18- Le TAS: THALYS, 1440 BREMEN - suite -

(Suite)

Sans transition, sans autre forme de relation cet autre vers né des images évanouies, me rappelle à l'ordre. You gotta tell your story boy, before it’s time to go.

- Thank you !

L'agent de la police des frontières sourit comme un agent en ordre commandé et nous rend nos passeports. Le contrôleur a disparu. Je suis content… Quel froid. J’aime les trains. J’aime leurs couloirs que je parcours en chantonnant comme le fit à son époque Larbaud, le visage découvert. Il me semble parfois ne les avoir jamais quittés. J’ai toujours aimé bouger. J’ai beaucoup voyagé. Je connais beaucoup de pays, de villes, de quartiers. J'aime à conquérir les étendues. J'ai toujours voyagé. Je suis toujours content de retrouver Copenhague, caresser une à une les façades de ses maisons, couleur après couleur, découvrir ses habitants, ses filles de Dieu, parcourir ses rues, ses pâtés d'immeubles, ses quartiers du sud au nord ; de Christiana à
Amalienborg en passant par Kongens Nytorv et par la fontaine de Géfion.
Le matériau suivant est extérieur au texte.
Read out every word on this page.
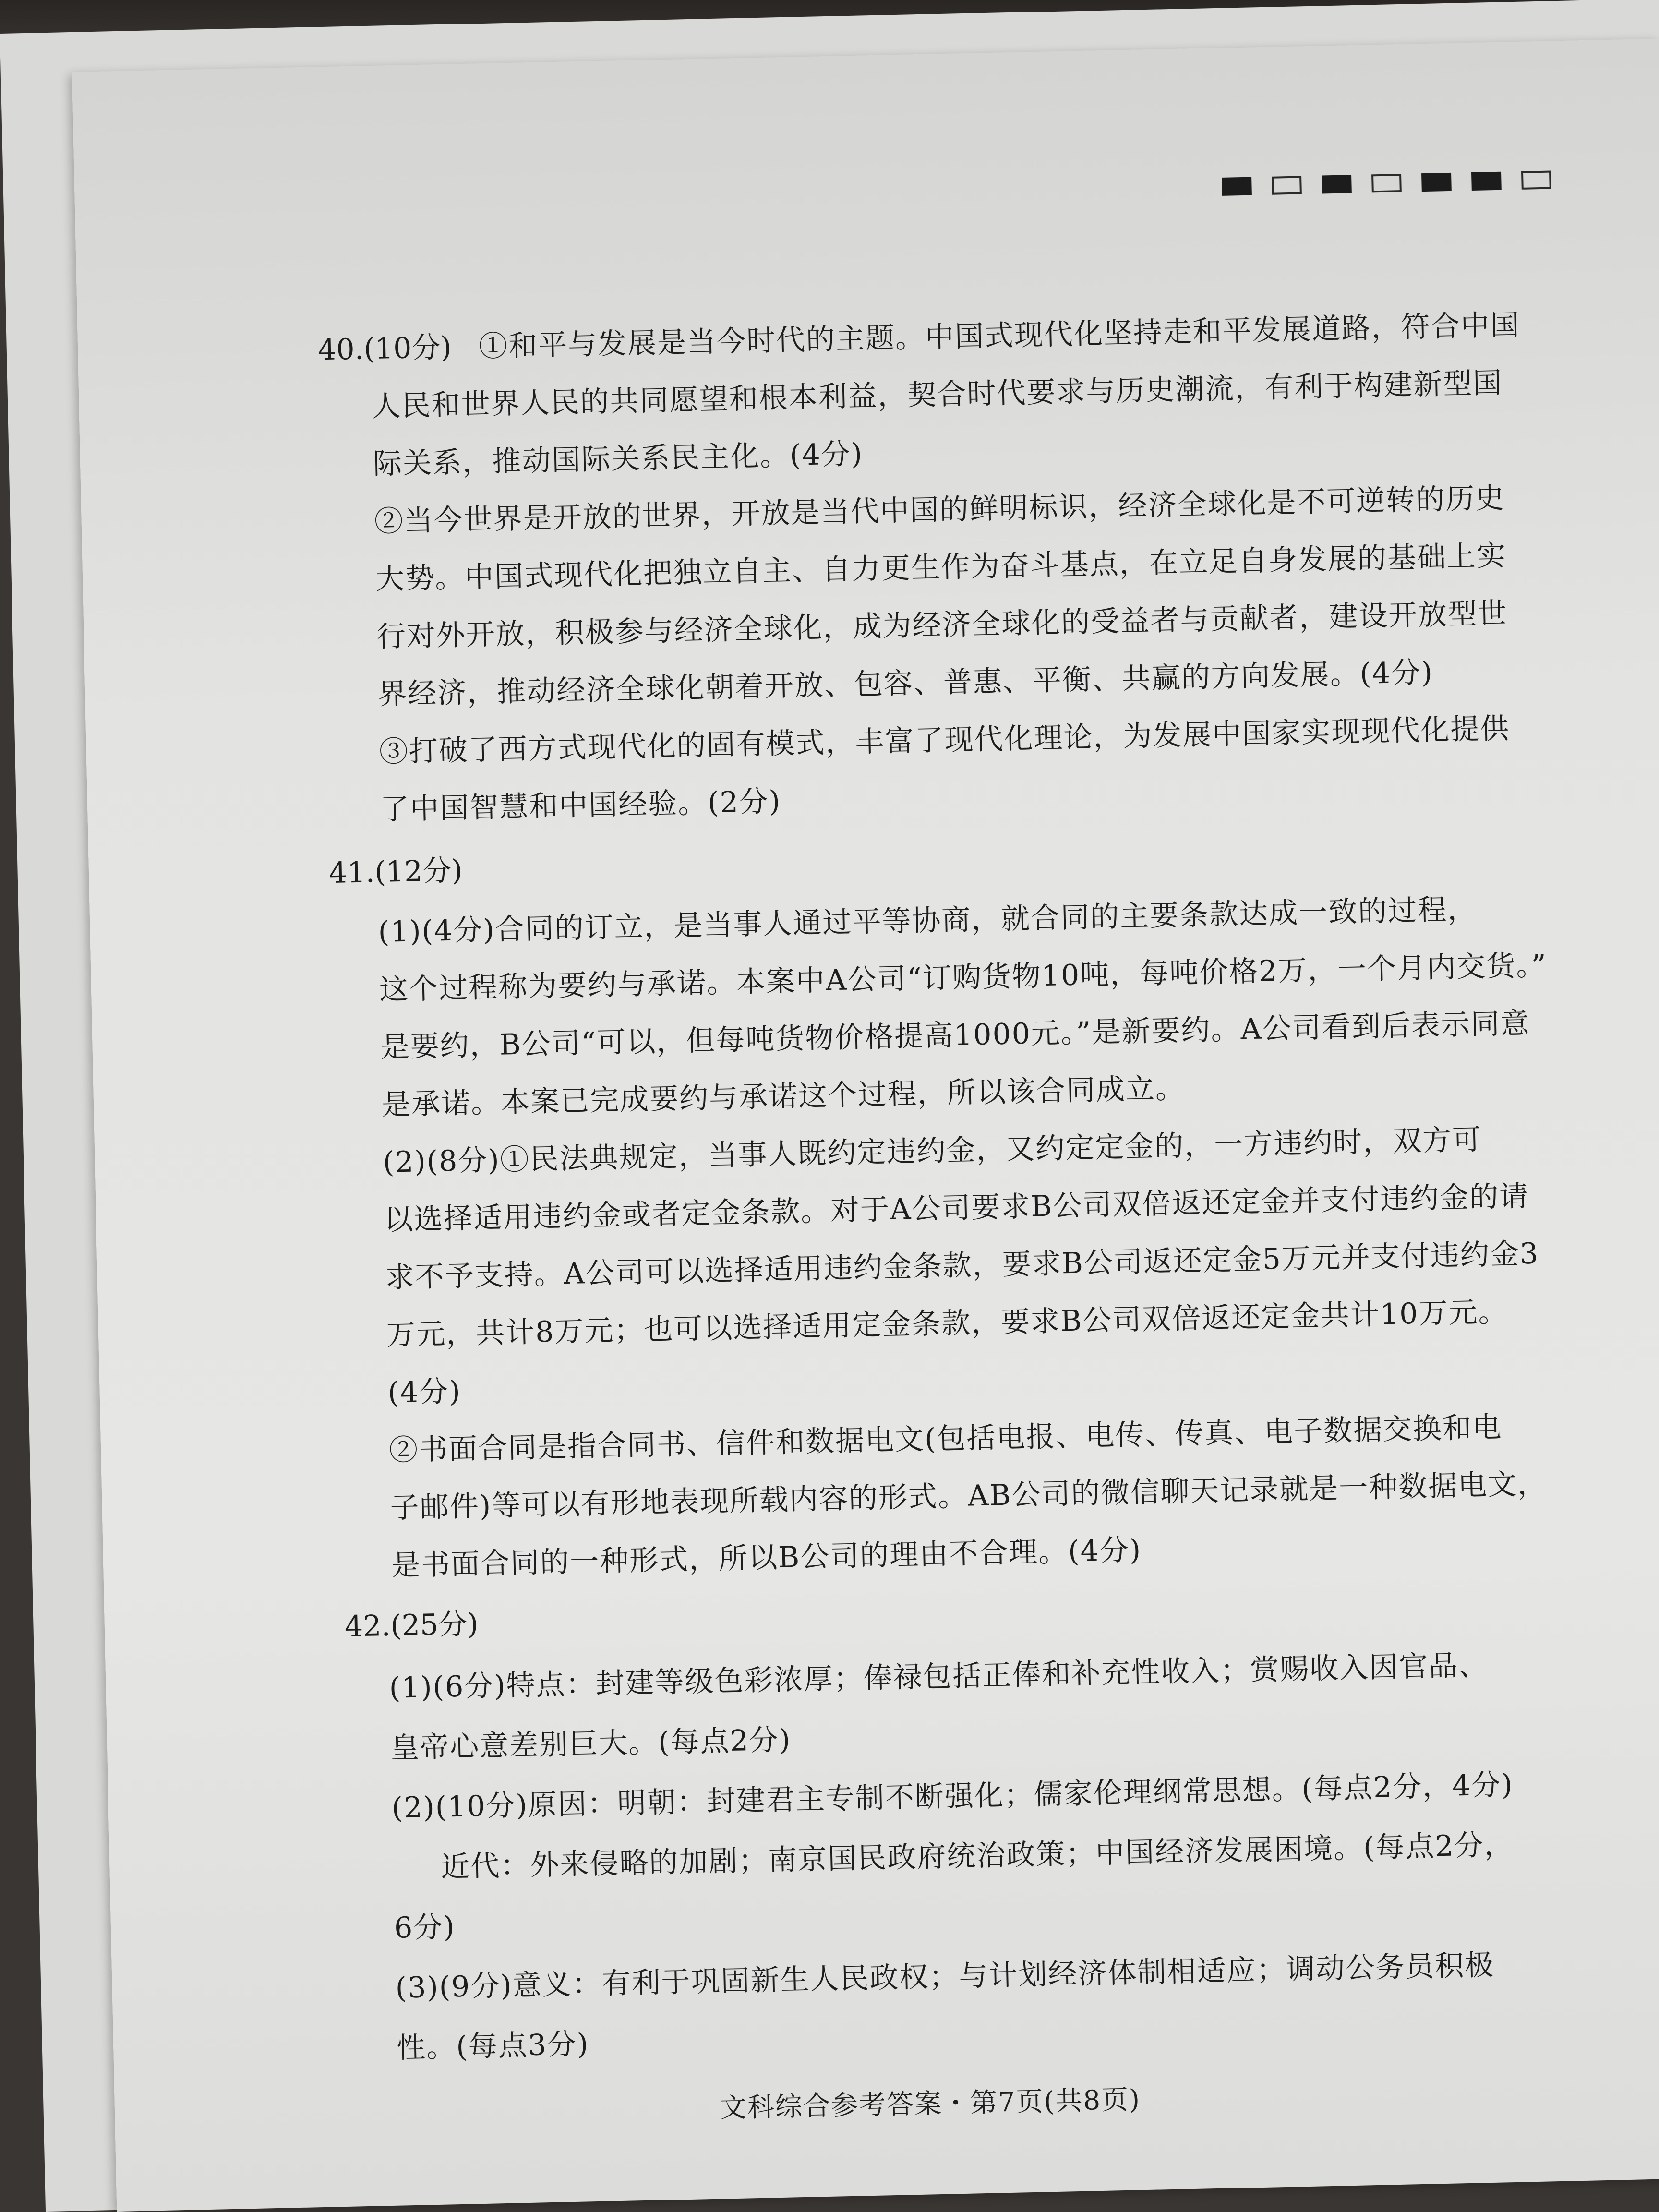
40.(10分) ①和平与发展是当今时代的主题。中国式现代化坚持走和平发展道路，符合中国
人民和世界人民的共同愿望和根本利益，契合时代要求与历史潮流，有利于构建新型国
际关系，推动国际关系民主化。(4分)
②当今世界是开放的世界，开放是当代中国的鲜明标识，经济全球化是不可逆转的历史
大势。中国式现代化把独立自主、自力更生作为奋斗基点，在立足自身发展的基础上实
行对外开放，积极参与经济全球化，成为经济全球化的受益者与贡献者，建设开放型世
界经济，推动经济全球化朝着开放、包容、普惠、平衡、共赢的方向发展。(4分)
③打破了西方式现代化的固有模式，丰富了现代化理论，为发展中国家实现现代化提供
了中国智慧和中国经验。(2分)
41.(12分)
(1)(4分)合同的订立，是当事人通过平等协商，就合同的主要条款达成一致的过程，
这个过程称为要约与承诺。本案中A公司“订购货物10吨，每吨价格2万，一个月内交货。”
是要约，B公司“可以，但每吨货物价格提高1000元。”是新要约。A公司看到后表示同意
是承诺。本案已完成要约与承诺这个过程，所以该合同成立。
(2)(8分)①民法典规定，当事人既约定违约金，又约定定金的，一方违约时，双方可
以选择适用违约金或者定金条款。对于A公司要求B公司双倍返还定金并支付违约金的请
求不予支持。A公司可以选择适用违约金条款，要求B公司返还定金5万元并支付违约金3
万元，共计8万元；也可以选择适用定金条款，要求B公司双倍返还定金共计10万元。
(4分)
②书面合同是指合同书、信件和数据电文(包括电报、电传、传真、电子数据交换和电
子邮件)等可以有形地表现所载内容的形式。AB公司的微信聊天记录就是一种数据电文，
是书面合同的一种形式，所以B公司的理由不合理。(4分)
42.(25分)
(1)(6分)特点：封建等级色彩浓厚；俸禄包括正俸和补充性收入；赏赐收入因官品、
皇帝心意差别巨大。(每点2分)
(2)(10分)原因：明朝：封建君主专制不断强化；儒家伦理纲常思想。(每点2分，4分)
近代：外来侵略的加剧；南京国民政府统治政策；中国经济发展困境。(每点2分，
6分)
(3)(9分)意义：有利于巩固新生人民政权；与计划经济体制相适应；调动公务员积极
性。(每点3分)
文科综合参考答案・第7页(共8页)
J'aime à entendre partout des saluts sincères. "Velkommen tilbage !"

- Hé ! S'énerve Rian, puis interrogateur :
- Tu rêves?
- Peut-être, je n’en sais rien ; à quoi veux-tu en venir?
- Aux idées reçues. C’est toi qui as commencé. A quoi rêvais-tu?
- Tu es trop naïf ! Penser un instant qu'au nom de je ne sais quelle construction historique ou humaine l'on puisse supprimer les frontières ! Elles sont dans les têtes !
- Comme l'enfer?
- Que crois-tu?
- Je ne crois pas !
- Si. Tu as dit…
- Mais non, mais non !
- Nos vies sont tramées par le temps de la même manière qu’un conspirateur patiemment, l’air de rien, froidement prépare jour après jour le dernier sommeil d’un adversaire longtemps côtoyé et choyé.
- Tiens, prends ton sac et tais-toi. Tu es hors sujet. Laisse passer. Tu planes sérieusement. Grave Ya Ssi !
Nous arrivons à Central-station, au cœur de Copenhague, à vingt heures et vingt-deux minutes la tête dans les nuages. Nos premiers pas sur la terre ferme du Danemark sont légers, agiles, alertes. Au buffet de la gare peu éclairée -jadis City-Market- nous prenons notre première et excellente bière locale -fierté nationale, elle décapsule les sentiments de culpabilité chaque soir que Dieu fait. On vous le jurerait- toujours aussi forte que deux éléphanteaux jumeaux taillés dans le roc. Nous avalons les premières bouchées du seul plat chaud proposé à cette heure-ci. Il pleut tout autour et sur les toits de la gare.

- Adieu veaux, vaches, hallal et haram dit Rian. Il marmonne, coincé entre la faim et Dieu : à notre âge, c'est une catastrophe, une catastrophe ! Il repousse sincèrement l'assiette de frikadeller encore bien garnie. Une pointe de regret se dessine malgré tout sur ses lèvres et ses paupières plissées. Je tente à la fois de l'impressionner et de le rassurer : "nous n'avions que ce choix voyons !" Il dit : "prends-la", mais il ne m'en donne pas le temps. "Bon" ajoute-t-il bougon, "va pour les choux, je prends les choux". Il les avale tous sans toucher au porc et serein, change de sujet.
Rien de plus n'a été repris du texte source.